Job Description
The Site Reliability Engineer plays a critical role in monitoring, troubleshooting, and optimizing our production system to ensure the highest levels of performance and stability for our AI and gaming customers worldwide.
Key Responsibilities
- Monitor, Review, and Respond to Faults: Take on the responsibility of monitoring, reviewing, responding to faults, troubleshooting, resolving, and subsequently optimizing the production system.
- System Architecture and Performance: Continuously monitor and review the system architecture, process logic, system performance, stability, and other technical areas and indicators to ensure their rationality.
- Coordination with Business Team: Drive the business team in resolving any issues related to operations and maintenance.
- Production Failure Response: Respond promptly to production failures, acting as the overall coordinator for resolution.
- Collaborative Problem-Solving: Organize relevant R&D, operations and maintenance, and product teams to collaboratively investigate and resolve problems.
- Failure Response Time: Responsible for the failure response time and resolution time, ensuring timely resolution of issues.
- Case Studies and Optimization: Conduct case studies on production issues and follow up with optimizations to improve system performance and stability.
- Documentation: Maintain comprehensive documentation of system architecture, processes, and troubleshooting procedures.
- Continuous Improvement: Identify areas for improvement in the operations and maintenance processes and implement necessary changes.
Skills & Experiences
- Bachelor's degree in Computer Science, Engineering, or a related field.
- Experience in operations and maintenance development, preferably in a cloud computing or AI-focused environment.

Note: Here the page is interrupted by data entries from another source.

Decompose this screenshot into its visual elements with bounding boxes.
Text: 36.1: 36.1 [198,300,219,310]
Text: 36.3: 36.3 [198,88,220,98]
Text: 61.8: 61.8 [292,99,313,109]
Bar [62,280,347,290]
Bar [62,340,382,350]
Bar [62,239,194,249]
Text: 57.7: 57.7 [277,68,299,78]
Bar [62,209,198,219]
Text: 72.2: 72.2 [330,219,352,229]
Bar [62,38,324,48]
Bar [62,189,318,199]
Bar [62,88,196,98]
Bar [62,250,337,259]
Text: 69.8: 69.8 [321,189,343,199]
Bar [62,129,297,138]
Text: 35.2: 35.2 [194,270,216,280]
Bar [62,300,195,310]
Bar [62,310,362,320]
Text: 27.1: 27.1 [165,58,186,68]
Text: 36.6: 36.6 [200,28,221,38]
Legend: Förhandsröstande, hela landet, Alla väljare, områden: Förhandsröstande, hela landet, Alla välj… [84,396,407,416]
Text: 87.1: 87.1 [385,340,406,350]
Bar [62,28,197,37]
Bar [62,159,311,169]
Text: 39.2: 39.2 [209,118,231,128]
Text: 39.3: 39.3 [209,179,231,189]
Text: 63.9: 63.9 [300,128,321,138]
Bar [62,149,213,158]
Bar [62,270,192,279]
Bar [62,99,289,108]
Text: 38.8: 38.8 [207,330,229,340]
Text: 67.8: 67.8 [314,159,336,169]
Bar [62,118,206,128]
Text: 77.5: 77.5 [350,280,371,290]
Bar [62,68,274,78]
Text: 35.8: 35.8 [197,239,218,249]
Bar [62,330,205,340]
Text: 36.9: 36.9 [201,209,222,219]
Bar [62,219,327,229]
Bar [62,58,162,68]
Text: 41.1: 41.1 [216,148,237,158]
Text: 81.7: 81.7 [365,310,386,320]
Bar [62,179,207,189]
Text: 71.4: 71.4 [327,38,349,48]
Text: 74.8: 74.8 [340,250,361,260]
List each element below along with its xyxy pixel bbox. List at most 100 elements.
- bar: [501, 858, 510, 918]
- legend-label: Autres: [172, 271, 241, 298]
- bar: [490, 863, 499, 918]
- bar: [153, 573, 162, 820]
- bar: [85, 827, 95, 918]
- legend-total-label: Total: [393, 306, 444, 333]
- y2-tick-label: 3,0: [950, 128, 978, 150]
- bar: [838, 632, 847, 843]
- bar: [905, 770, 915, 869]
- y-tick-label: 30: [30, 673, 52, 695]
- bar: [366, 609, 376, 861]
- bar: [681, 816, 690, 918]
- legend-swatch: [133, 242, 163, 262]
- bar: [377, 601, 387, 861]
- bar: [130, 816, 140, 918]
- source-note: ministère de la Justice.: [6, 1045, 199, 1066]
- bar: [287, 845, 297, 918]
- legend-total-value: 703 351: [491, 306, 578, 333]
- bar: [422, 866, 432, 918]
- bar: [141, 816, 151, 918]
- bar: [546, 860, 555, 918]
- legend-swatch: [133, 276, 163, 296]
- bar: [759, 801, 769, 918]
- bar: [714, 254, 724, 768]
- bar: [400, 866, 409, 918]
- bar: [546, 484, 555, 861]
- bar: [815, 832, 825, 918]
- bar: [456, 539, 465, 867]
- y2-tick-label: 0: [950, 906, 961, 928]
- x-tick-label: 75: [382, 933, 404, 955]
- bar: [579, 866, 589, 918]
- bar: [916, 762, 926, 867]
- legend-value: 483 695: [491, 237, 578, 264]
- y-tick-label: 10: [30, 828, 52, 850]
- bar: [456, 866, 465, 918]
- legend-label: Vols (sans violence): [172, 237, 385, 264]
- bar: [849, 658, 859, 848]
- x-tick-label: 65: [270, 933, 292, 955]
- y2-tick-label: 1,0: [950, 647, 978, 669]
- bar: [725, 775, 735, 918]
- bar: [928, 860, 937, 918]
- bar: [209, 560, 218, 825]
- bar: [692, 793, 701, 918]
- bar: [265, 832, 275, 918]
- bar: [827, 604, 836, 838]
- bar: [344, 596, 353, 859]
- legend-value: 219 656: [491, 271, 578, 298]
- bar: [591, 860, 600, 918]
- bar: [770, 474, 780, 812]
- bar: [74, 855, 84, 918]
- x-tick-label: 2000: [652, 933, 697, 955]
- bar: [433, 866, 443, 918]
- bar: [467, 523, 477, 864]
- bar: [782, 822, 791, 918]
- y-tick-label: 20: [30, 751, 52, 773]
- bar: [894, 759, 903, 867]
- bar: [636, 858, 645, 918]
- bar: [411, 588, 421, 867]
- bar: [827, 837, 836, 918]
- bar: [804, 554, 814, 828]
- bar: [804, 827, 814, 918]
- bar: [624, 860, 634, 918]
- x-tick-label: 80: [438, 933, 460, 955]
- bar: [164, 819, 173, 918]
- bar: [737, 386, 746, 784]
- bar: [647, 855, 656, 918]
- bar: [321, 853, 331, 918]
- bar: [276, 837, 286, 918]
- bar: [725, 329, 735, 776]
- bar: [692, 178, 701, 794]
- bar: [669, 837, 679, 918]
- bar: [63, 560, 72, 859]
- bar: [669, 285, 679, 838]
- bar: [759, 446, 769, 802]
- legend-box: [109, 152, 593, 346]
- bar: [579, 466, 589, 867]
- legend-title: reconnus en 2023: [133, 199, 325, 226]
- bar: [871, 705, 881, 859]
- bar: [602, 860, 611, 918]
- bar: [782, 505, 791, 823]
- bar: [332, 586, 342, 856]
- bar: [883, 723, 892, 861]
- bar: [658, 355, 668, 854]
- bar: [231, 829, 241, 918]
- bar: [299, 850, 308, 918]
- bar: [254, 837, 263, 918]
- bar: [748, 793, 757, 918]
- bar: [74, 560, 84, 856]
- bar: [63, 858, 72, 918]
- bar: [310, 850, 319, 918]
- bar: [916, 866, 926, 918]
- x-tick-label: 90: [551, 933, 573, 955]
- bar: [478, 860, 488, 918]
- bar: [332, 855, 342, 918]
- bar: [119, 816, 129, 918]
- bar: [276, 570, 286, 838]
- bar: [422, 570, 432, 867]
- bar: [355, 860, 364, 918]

- Strong understanding of system architecture, performance monitoring, and troubleshooting methodologies.
- Excellent communication and collaboration skills.
- Ability to work in a fast-paced, startup environment.
- Proficiency in Kubernetes (K8S), CI/CD, and Docker.
- Expertise in AWS (VPC, S3, EC2, etc.) or Python (one of the two).
- Responsible for building the operations and maintenance infrastructure platform and handling core business operations.
- Management experience is a plus, but not required.
- Prior experience working in structured environments such as Huawei, ZTE, or banking institutions is preferred.